2G Energy steht vor der Auszahlung seiner Jahresdividende am 24. August. Das Unternehmen hatte den Termin Anfang Juli angekündigt, der Ex-Dividenden-Tag liegt bereits mit dem 20. August fest, der Stichtag folgt einen Tag später. Für Anleger, die von der Ausschüttung profitieren wollen, bleibt damit nur noch ein enges Zeitfenster.

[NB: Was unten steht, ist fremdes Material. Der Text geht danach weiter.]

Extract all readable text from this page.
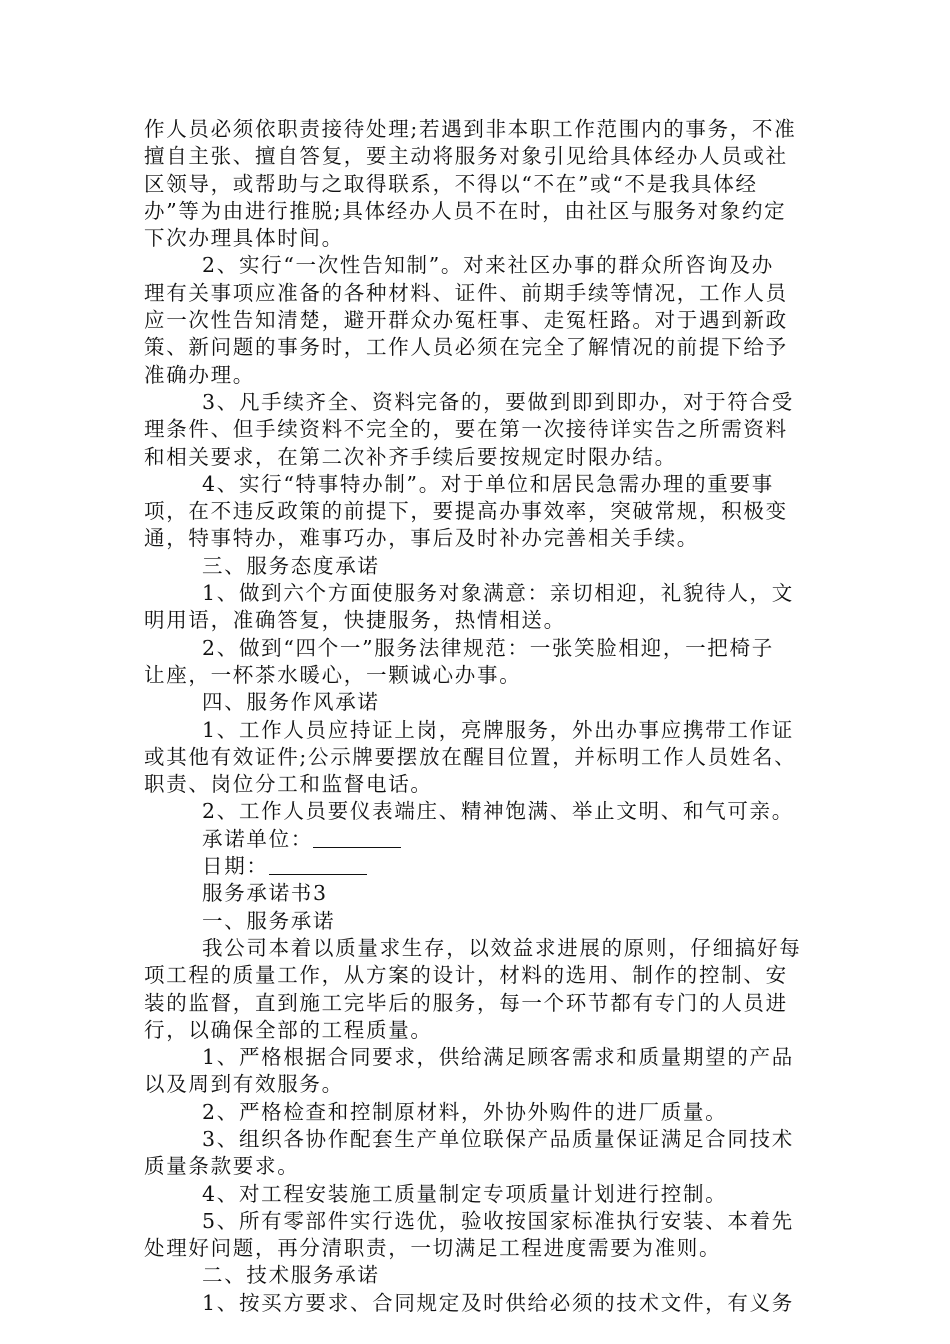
作人员必须依职责接待处理;若遇到非本职工作范围内的事务，不准
擅自主张、擅自答复，要主动将服务对象引见给具体经办人员或社
区领导，或帮助与之取得联系，不得以“不在”或“不是我具体经
办”等为由进行推脱;具体经办人员不在时，由社区与服务对象约定
下次办理具体时间。
2、实行“一次性告知制”。对来社区办事的群众所咨询及办
理有关事项应准备的各种材料、证件、前期手续等情况，工作人员
应一次性告知清楚，避开群众办冤枉事、走冤枉路。对于遇到新政
策、新问题的事务时，工作人员必须在完全了解情况的前提下给予
准确办理。
3、凡手续齐全、资料完备的，要做到即到即办，对于符合受
理条件、但手续资料不完全的，要在第一次接待详实告之所需资料
和相关要求，在第二次补齐手续后要按规定时限办结。
4、实行“特事特办制”。对于单位和居民急需办理的重要事
项，在不违反政策的前提下，要提高办事效率，突破常规，积极变
通，特事特办，难事巧办，事后及时补办完善相关手续。
三、服务态度承诺
1、做到六个方面使服务对象满意：亲切相迎，礼貌待人，文
明用语，准确答复，快捷服务，热情相送。
2、做到“四个一”服务法律规范：一张笑脸相迎，一把椅子
让座，一杯茶水暖心，一颗诚心办事。
四、服务作风承诺
1、工作人员应持证上岗，亮牌服务，外出办事应携带工作证
或其他有效证件;公示牌要摆放在醒目位置，并标明工作人员姓名、
职责、岗位分工和监督电话。
2、工作人员要仪表端庄、精神饱满、举止文明、和气可亲。
承诺单位：
日期：
服务承诺书3
一、服务承诺
我公司本着以质量求生存，以效益求进展的原则，仔细搞好每
项工程的质量工作，从方案的设计，材料的选用、制作的控制、安
装的监督，直到施工完毕后的服务，每一个环节都有专门的人员进
行，以确保全部的工程质量。
1、严格根据合同要求，供给满足顾客需求和质量期望的产品
以及周到有效服务。
2、严格检查和控制原材料，外协外购件的进厂质量。
3、组织各协作配套生产单位联保产品质量保证满足合同技术
质量条款要求。
4、对工程安装施工质量制定专项质量计划进行控制。
5、所有零部件实行选优，验收按国家标准执行安装、本着先
处理好问题，再分清职责，一切满足工程进度需要为准则。
二、技术服务承诺
1、按买方要求、合同规定及时供给必须的技术文件，有义务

Der bevorstehende Termin fällt in eine Phase, in der die Aktie spürbar Federn lässt. Am heutigen Dienstag verliert das Papier 6,7 Prozent und rutscht auf 57,05 Euro ab, nachdem es am Montag noch bei 61,15 Euro geschlossen hatte. Damit setzt sich eine Konsolidierung fort, die den Kurs bereits auf Monatssicht rund 11 Prozent unter das Niveau von vor 30 Tagen gedrückt hat. Vom 52-Wochen-Hoch bei 76,95 Euro, erreicht Anfang Juli, trennen die Aktie inzwischen 26 Prozent.
Rekordauftrag und Ammoniak-Technologie als Hintergrund
Die jüngste Kursschwäche kommt trotz zuletzt guter operativer Nachrichten. Vor gut drei Wochen hatte 2G Energy einen Auftragseingang von 422,4 Millionen Euro für das zweite Quartal 2026 gemeldet und dabei die Jahresprognose bestätigt – seither hat die Aktie dennoch 4,2 Prozent verloren.
Auch die vor rund zwei Wochen präsentierte Zusammenarbeit mit Amogy Inc., bei der beide Unternehmen ein integriertes Ammoniak-zu-Strom-System mit Multi-Fuel-Fähigkeit für Erdgas erfolgreich demonstrierten, konnte den Abwärtstrend nicht stoppen: Auch hier steht seither ein Minus von 2,2 Prozent zu Buche.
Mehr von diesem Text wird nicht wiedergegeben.